Checked out the big huge labs stuff. It's OK. Reminds me a bit of Publisher style stuff. Created the billboard there. Got the photo from Flickr. Has possibilities for promotional stuff and fooling around with staff photos on the intranet. Free is free, I suppose, but I still prefer some good software on my desktop rather than the web based stuff. And I don't mind paying for it if its good and it does what I want, especially if I can get it cheap on a computer magazine disc.
Mashups article in wikipedia says
"Mashups currently come in three general flavors: consumer mashups, data mashups, and business mashups.
The best known type is the consumer mashup, best exemplified by the many Google Maps applications. Consumer mashups combine data elements from multiple sources, hiding this behind a simple unified graphical interface.
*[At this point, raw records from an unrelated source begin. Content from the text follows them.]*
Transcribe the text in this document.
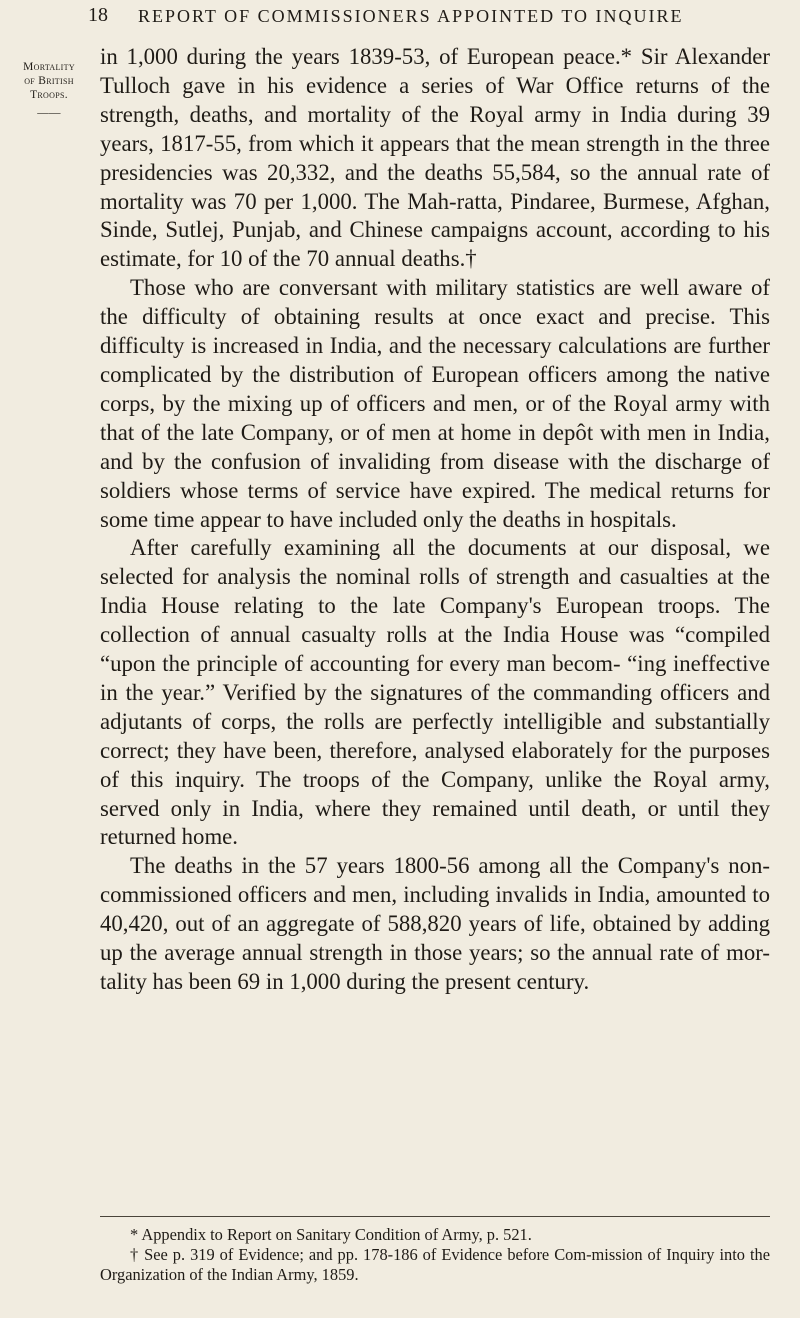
18 REPORT OF COMMISSIONERS APPOINTED TO INQUIRE
Mortality
of British
Troops.
——

in 1,000 during the years 1839-53, of European peace.* Sir Alexander Tulloch gave in his evidence a series of War Office returns of the strength, deaths, and mortality of the Royal army in India during 39 years, 1817-55, from which it appears that the mean strength in the three presidencies was 20,332, and the deaths 55,584, so the annual rate of mortality was 70 per 1,000. The Mah-ratta, Pindaree, Burmese, Afghan, Sinde, Sutlej, Punjab, and Chinese campaigns account, according to his estimate, for 10 of the 70 annual deaths.†

Those who are conversant with military statistics are well aware of the difficulty of obtaining results at once exact and precise. This difficulty is increased in India, and the necessary calculations are further complicated by the distribution of European officers among the native corps, by the mixing up of officers and men, or of the Royal army with that of the late Company, or of men at home in depôt with men in India, and by the confusion of invaliding from disease with the discharge of soldiers whose terms of service have expired. The medical returns for some time appear to have included only the deaths in hospitals.

After carefully examining all the documents at our disposal, we selected for analysis the nominal rolls of strength and casualties at the India House relating to the late Company's European troops. The collection of annual casualty rolls at the India House was “compiled “upon the principle of accounting for every man becom- “ing ineffective in the year.” Verified by the signatures of the commanding officers and adjutants of corps, the rolls are perfectly intelligible and substantially correct; they have been, therefore, analysed elaborately for the purposes of this inquiry. The troops of the Company, unlike the Royal army, served only in India, where they remained until death, or until they returned home.

The deaths in the 57 years 1800-56 among all the Company's non-commissioned officers and men, including invalids in India, amounted to 40,420, out of an aggregate of 588,820 years of life, obtained by adding up the average annual strength in those years; so the annual rate of mor-tality has been 69 in 1,000 during the present century.

* Appendix to Report on Sanitary Condition of Army, p. 521.

† See p. 319 of Evidence; and pp. 178-186 of Evidence before Com-mission of Inquiry into the Organization of the Indian Army, 1859.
Other common types are "data mashups" and "enterprise mashups".
A data mashup mixes data of similar types from different sources (see Yahoo Pipes), as for example combining the data from multiple RSS feeds into a single feed with a graphical front end. An enterprise mashup (see Denodo Technologies & JackBe), usually integrates data from internal and external sources - for example, it could create a market share report by combining an external list of all houses sold in the last week with internal data about which houses one agency sold.
A business mashup is a combination of all the above, focusing on both data aggregation and presentation, and additionally adding collaborative functionality, making the end result suitable for use as a business application."
There's a lot of other info there including links to other mashup sites. The data and business mashups sound like they are worth investigating but I'm not sure that they will do anything for me that some good desktop software won't do anyway.